A Sand Ceremony is a unique way to symbolize two lives or families becoming one. The separate bottles of sand represent your single lives, separate families and separate friends and your lives before your wedding day. Two containers of sand are poured into one container, the individual containers will no longer exist, but will be joined together as one and just as the grains of sand can never be separated, neither will you in your married life. This can be done with sand from significant beaches/areas in your lives or with different colours of sand too and you can involve your family (e.g children) also. This is a really lovely ceremony to get family involved in (particularly blended families) and again forms a lovely solid, visual representation of your special day.

Stones and Sand
There is also a variant where you use different sizes of stones to represent the
challenges you will take on together through your married life, big stones for
the large events in life are placed into a jar until it is full. Smaller pebbles
symbolise those moments which may be less important but are still significant,
will fill in the gaps around the larger stones until the jar again seems full.
Finally, sand is poured in to symbolise all those small steps you take together
each day just as the sand fills in the rest of the gaps.

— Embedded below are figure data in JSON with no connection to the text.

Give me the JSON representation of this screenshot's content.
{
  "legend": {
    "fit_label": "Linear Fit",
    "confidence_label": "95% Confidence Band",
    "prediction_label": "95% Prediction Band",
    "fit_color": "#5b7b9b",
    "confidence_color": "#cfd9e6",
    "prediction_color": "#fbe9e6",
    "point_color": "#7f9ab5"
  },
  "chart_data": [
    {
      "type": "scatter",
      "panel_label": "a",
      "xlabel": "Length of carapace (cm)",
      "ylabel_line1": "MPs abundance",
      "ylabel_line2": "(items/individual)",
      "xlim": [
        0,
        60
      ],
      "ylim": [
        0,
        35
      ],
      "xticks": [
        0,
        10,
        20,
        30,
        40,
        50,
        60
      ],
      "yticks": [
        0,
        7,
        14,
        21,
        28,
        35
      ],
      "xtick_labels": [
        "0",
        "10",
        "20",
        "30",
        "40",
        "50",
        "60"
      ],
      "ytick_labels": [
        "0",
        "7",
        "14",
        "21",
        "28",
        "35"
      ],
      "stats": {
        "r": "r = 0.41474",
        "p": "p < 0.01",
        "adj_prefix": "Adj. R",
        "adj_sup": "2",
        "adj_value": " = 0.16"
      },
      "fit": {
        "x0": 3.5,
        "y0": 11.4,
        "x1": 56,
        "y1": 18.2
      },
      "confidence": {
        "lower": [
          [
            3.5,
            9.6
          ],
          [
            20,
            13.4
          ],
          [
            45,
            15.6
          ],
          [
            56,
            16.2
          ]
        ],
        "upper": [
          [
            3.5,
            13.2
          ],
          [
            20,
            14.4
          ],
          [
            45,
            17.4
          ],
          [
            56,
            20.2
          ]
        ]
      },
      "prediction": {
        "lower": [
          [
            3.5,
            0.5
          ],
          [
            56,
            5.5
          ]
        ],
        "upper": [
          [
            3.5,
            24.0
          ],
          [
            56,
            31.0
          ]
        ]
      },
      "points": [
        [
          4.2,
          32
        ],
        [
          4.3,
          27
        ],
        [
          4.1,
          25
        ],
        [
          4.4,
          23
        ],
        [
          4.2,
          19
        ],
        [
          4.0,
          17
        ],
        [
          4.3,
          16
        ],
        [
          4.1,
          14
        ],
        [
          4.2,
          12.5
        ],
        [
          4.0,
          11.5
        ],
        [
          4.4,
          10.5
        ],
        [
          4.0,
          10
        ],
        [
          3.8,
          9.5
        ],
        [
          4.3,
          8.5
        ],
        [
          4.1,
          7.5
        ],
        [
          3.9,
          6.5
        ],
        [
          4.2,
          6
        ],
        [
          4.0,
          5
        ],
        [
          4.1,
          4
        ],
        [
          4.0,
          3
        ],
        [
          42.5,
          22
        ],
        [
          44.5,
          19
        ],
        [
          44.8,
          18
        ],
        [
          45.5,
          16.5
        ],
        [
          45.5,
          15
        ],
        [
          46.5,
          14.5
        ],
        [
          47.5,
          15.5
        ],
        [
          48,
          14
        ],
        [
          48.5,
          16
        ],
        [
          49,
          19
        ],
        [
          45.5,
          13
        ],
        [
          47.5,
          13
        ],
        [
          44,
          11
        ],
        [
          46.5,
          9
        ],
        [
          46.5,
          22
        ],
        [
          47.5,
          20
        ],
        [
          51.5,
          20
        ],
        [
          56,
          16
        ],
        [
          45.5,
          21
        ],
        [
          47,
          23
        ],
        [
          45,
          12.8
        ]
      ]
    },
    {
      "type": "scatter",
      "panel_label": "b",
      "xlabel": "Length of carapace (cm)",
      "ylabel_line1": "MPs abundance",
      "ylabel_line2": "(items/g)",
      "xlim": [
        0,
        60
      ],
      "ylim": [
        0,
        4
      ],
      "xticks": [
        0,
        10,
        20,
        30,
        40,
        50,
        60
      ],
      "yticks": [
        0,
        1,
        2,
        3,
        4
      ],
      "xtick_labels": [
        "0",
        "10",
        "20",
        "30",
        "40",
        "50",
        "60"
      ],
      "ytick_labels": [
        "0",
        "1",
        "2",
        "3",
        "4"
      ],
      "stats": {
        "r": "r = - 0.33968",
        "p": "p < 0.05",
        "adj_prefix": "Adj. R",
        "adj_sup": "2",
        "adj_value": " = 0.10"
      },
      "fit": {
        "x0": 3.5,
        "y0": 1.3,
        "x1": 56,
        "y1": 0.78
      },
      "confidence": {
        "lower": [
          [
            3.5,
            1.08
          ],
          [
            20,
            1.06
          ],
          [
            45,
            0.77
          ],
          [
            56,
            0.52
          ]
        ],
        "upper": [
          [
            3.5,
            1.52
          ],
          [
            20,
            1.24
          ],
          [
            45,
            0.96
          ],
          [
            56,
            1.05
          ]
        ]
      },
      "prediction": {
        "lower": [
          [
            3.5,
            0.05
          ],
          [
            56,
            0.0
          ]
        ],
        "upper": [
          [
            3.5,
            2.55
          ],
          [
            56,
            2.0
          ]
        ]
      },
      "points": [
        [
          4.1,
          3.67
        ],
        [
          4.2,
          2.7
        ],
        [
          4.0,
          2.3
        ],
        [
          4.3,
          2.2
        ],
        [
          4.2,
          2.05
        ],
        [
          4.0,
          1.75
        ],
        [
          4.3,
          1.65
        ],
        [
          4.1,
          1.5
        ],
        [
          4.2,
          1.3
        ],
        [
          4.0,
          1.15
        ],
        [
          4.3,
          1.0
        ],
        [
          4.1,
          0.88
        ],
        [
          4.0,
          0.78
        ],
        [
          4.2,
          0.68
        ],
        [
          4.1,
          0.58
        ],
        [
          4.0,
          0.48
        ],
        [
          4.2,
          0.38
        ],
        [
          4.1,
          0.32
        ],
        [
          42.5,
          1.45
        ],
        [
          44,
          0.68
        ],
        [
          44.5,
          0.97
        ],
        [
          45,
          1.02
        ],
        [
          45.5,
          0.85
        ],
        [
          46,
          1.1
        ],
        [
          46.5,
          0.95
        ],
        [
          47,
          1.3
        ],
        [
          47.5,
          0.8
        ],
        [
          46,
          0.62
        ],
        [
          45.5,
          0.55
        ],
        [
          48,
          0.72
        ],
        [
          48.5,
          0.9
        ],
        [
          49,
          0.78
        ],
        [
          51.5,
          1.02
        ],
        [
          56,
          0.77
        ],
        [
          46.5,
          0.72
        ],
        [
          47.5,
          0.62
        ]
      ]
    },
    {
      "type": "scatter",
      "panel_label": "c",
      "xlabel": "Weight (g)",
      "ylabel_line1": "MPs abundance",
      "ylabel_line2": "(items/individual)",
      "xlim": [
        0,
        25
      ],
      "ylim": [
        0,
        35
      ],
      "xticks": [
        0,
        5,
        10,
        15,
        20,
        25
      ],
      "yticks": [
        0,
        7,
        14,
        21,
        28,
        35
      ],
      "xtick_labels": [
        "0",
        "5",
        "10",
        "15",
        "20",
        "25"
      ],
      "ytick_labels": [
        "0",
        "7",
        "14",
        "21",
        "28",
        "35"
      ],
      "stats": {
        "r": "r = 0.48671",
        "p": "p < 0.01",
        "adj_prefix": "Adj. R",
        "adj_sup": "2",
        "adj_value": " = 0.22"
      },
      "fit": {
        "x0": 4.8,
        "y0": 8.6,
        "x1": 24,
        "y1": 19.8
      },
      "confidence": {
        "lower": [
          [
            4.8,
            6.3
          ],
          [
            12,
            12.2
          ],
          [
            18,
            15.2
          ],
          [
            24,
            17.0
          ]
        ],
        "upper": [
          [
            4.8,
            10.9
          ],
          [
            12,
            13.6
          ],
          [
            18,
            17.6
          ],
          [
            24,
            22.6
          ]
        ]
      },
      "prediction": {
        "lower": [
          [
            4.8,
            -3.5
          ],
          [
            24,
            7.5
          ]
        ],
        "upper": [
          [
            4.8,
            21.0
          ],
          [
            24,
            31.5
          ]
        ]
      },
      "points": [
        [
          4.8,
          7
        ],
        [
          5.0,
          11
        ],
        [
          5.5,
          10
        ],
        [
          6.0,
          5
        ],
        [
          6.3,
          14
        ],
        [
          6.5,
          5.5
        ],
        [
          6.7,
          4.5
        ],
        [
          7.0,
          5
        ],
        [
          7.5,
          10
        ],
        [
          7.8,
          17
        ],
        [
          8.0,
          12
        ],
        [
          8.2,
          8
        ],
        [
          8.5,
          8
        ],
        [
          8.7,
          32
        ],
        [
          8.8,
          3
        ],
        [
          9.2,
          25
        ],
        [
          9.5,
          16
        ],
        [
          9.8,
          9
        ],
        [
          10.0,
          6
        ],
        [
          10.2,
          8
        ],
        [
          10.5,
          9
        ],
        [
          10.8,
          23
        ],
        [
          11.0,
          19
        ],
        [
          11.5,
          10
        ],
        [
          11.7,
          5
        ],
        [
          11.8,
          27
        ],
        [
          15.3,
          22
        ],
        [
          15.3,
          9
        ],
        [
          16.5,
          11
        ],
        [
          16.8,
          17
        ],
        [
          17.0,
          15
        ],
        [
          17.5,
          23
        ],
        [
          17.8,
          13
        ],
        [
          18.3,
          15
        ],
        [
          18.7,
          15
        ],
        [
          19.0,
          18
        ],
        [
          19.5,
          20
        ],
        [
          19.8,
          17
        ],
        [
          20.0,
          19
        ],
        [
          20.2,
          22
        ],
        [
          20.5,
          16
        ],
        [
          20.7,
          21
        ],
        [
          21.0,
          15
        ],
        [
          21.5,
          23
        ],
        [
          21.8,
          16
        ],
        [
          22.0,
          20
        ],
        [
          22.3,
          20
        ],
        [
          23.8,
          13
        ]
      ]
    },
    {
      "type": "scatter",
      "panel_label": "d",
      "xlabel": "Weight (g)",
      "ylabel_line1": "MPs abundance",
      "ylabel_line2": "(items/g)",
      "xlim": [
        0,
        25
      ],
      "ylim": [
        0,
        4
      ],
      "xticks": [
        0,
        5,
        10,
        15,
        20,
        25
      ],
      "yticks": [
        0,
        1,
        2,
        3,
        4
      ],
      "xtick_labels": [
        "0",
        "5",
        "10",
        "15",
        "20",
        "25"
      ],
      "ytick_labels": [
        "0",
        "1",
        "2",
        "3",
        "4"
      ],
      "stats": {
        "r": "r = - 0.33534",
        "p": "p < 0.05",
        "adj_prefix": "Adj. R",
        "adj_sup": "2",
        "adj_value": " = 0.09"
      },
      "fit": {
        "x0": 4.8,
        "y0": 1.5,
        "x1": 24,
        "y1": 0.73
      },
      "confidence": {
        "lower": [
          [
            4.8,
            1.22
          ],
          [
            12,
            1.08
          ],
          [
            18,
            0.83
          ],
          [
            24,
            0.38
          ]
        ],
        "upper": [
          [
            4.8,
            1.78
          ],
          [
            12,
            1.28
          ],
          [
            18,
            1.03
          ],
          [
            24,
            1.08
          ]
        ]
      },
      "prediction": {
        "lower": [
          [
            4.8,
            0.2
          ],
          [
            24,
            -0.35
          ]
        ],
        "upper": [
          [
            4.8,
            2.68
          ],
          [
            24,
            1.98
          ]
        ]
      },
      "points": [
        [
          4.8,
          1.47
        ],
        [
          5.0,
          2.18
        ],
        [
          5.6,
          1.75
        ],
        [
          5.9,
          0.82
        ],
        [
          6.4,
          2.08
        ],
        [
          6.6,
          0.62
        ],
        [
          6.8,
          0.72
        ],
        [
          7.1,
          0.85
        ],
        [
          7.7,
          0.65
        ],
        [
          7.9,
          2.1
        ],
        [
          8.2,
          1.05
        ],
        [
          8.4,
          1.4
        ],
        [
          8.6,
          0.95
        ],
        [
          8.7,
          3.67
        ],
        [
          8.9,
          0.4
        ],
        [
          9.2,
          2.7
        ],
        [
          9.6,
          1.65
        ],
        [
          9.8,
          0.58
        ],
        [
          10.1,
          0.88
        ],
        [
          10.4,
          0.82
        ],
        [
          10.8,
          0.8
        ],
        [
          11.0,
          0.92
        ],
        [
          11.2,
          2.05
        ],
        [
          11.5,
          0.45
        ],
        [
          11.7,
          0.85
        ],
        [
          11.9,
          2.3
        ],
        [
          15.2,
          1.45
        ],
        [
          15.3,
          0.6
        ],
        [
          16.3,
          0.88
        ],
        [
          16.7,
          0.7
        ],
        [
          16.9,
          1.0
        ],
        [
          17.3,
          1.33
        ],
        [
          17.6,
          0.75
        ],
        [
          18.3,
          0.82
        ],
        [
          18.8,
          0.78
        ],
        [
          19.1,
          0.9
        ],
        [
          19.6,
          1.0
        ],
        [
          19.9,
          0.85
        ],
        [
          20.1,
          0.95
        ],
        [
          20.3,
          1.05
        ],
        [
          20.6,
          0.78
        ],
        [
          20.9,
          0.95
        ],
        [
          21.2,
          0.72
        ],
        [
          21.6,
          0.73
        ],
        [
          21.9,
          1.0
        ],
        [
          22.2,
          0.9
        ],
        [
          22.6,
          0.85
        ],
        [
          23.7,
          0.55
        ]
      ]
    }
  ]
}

This symbolises that while you may look back on your life together and see
those big events, it is all the little kind gestures and support you give each other along the way that shore up and support you through the bigger challenges.

Tree/Pot Planting Ceremony

This is a very eco-friendly, green option for a unity ceremony! Perfect for an outdoor ceremony whether it is a beach wedding, in a garden or forest. Again, key family members can be involved (if wanted) and earth from special place of significance can be used too. It’s a lovely way to symbolise putting down roots and longevity and strength within this marriage!

Rose Ceremony

A rose ceremony can be performed after the exchange of vows. In this case, the couple each have a rose that they exchange to one another that will symbolize their first gift to each other as a married couple. The roses can then be dried and preserved.
Roses can also be given to each of the couple’s parents or children as a gift and uniting the families together.

Cleanse with Water

This is where couples symbolically start afresh with a clean slate. Each of you washes the hands of the other and this can be done before you exchange vows.

These are just a few popular rituals however there are many, many more….from different cultures and traditions.

By getting to know you and your story, I will help you find which works best for you both and research other forms of rituals and customs, depending on your cultural heritage . It’s important that all the ritual elements of your ceremony are aligned to your story and all can be personalised for you and your circumstances.

Of course, the addition of other ceremonial rituals is a choice and should be reflective of an aspect of your relationship you wish to emphasise .

The old ‘less is more’ adage is important to bare in mind too however – a simple ring exchange remains a potent and powerful ritual in ceremonies binding people’s lives together.